Note: Barge-in Will be applied at the Node level.
listenDuringPrompt Boolean - True or false ALL If false, do not listen for user speech until the bot has finished playing its response to the user. Defaults to true Similar to Barge-in.
bargeInMinWordCount Number ALL If barge-in is true, only kill speech when this many words are spoken. Defaults to 1.
bargeInOnDTMF Boolean ALL Press any key to enable DTMF, and kill audio playback if the caller enters DTMF then you can tell your utterance or speech.

Timeout related parameters

Note: All Timeout Parameters will be applied at the Node level.
userNoInputTimeoutMS Number in millisecond 1 sec - 1000 ALL Define the maximum wait time to receive user input If userNoInputTimeoutMS = 0 Kore VG will wait for an infinite time for User Input. Defines the maximum time (in milliseconds) that VoiceAI Connect waits for input from the user. userNoInputTimeoutMS = 20000
dtmfCollectInterDigitTimeoutMS Number - Time in milliseconds ALL Defines the timeout that Kore VG waits for the user to press another digit before it sends all the digits to the bot.
dtmfCollectSubmitDigit Number ALL Defines a special DTMF "submit" digit that when received from the user, KoreVg immediately sends all the collected digits to the bot (as a DTMF message), without waiting for the timeout to expire or for the maximum number of expected digits.

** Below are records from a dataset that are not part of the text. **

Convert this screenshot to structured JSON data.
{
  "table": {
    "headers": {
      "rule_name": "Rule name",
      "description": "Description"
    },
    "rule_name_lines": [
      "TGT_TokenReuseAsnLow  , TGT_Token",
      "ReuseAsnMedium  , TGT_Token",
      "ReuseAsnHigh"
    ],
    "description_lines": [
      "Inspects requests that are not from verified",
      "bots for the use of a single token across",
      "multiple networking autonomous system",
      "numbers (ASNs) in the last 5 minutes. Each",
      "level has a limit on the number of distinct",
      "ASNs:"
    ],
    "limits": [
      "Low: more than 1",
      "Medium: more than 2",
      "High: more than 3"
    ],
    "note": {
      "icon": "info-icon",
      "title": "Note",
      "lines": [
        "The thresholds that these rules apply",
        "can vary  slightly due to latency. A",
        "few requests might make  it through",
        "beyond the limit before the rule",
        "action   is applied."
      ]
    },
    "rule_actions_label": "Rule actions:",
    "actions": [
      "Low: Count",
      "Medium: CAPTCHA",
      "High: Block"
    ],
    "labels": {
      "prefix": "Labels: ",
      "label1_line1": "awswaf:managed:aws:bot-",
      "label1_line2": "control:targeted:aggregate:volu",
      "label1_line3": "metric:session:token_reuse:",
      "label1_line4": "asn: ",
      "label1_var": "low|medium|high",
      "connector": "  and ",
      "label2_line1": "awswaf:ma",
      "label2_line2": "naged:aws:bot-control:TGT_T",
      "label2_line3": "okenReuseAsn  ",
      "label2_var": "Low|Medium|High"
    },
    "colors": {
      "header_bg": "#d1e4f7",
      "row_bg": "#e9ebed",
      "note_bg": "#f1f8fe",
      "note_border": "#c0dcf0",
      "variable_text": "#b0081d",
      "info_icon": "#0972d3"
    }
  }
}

dtmfCollectMaxDigits Number ALL Maximum number of DTMF digits expected to gather Example If maxDigit = 5  So Bot will take only a maximum of 5 digits Input 1234567 bot takes only 12345.
dtmfCollectminDigits Number ALL Minimum number of DTMF digits expected to gather. Defaults to 1
dtmfCollectnumDigits Number ALL The exact number of DTMF digits is expected to be gathered.